Violari A, Lindsey JC, Hughes MD, Mujuru HA, Barlow-Mosha L, Kamthunzi P, Chi BH, Cotton MF, Moultrie H, Khadse S, Schimana W, Bobat R, Purdue L, Eshleman SH, Abrams EJ, Millar L, Petzold E, Mofenson LM, Jean-Philippe P, Palumbo P
Nevirapine-based antiretroviral therapy is the predominant (and often the only) regimen available for children in resource-limited settings. Nevirapine resistance after exposure to the drug for prevention of maternal-to-child human immunodeficiency virus (HIV) transmission is common, a problem that has led to the recommendation of ritonavir-boosted lopinavir in such settings. Regardless of whether there has been prior exposure to nevirapine, the performance of nevirapine versus ritonavir-boosted lopinavir in young children has not been rigorously established.
In a randomized trial conducted in six African countries and India, we compared the initiation of HIV treatment with zidovudine, lamivudine, and either nevirapine or ritonavir-boosted lopinavir in HIV-infected children 2 to 36 months of age who had no prior exposure to nevirapine. The primary end point was virologic failure or discontinuation of treatment by study week 24.
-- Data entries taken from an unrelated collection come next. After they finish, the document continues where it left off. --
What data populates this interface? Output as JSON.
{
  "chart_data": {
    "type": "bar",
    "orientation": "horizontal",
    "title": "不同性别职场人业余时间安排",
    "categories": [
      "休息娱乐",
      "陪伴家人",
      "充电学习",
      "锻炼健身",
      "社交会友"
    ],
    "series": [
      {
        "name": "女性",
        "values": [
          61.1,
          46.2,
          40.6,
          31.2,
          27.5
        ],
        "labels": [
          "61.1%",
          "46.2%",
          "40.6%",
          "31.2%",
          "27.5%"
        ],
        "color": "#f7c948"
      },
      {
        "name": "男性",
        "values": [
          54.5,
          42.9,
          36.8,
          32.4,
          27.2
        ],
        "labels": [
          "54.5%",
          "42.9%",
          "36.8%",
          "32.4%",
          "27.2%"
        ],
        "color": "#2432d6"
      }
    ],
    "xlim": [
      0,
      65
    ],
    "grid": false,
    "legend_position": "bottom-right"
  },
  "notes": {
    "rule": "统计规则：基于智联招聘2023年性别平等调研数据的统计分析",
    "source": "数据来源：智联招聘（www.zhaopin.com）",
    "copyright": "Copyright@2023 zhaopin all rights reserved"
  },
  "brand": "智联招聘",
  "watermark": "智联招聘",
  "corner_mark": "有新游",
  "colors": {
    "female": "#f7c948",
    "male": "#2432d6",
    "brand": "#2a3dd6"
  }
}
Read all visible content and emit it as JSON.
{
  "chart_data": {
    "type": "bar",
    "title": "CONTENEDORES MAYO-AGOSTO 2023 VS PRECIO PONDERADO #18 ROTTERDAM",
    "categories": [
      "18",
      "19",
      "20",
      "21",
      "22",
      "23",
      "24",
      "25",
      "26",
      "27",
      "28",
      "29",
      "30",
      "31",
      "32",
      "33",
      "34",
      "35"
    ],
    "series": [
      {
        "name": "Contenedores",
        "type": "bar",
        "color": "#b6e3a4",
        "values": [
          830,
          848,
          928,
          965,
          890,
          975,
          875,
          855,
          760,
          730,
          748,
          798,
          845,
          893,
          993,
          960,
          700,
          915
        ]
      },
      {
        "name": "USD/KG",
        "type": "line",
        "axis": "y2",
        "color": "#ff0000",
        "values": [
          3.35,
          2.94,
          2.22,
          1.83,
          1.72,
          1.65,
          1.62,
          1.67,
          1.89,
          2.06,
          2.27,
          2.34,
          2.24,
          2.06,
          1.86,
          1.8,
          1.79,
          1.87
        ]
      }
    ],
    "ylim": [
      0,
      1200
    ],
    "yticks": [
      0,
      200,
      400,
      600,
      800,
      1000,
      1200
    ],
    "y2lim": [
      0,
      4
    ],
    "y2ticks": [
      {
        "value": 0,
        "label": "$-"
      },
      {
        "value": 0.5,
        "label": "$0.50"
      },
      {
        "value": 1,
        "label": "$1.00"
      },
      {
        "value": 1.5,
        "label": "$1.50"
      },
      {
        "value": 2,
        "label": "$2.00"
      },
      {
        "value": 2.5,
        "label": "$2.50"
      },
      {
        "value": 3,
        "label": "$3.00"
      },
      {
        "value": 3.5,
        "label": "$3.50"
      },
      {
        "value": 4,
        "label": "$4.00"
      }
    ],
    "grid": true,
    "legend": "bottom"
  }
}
A total of 288 children were enrolled; the median percentage of CD4+ T cells was 15%, and the median plasma HIV type 1 (HIV-1) RNA level was 5.7 log(10) copies per milliliter. The percentage of children who reached the primary end point was significantly higher in the nevirapine group than in the ritonavir-boosted lopinavir group (40.8% vs. 19.3%; P<0.001). Among the nevirapine-treated children with virologic failure for whom data on resistance were available, more than half (19 of 32) had resistance at the time of virologic failure. In addition, the time to a protocol-defined toxicity end point was shorter in the nevirapine group (P=0.04), as was the time to death (P=0.06).
Outcomes were superior with ritonavir-boosted lopinavir among young children with no prior exposure to nevirapine. Factors that may have contributed to the suboptimal results with nevirapine include elevated viral load at baseline, selection for nevirapine resistance, background regimen of nucleoside reverse-transcriptase inhibitors, and the standard ramp-up dosing strategy. The results of this trial present policymakers with difficult choices. (Funded by the National Institute of Allergy and Infectious Diseases and others; P1060 ClinicalTrials.gov number, NCT00307151.).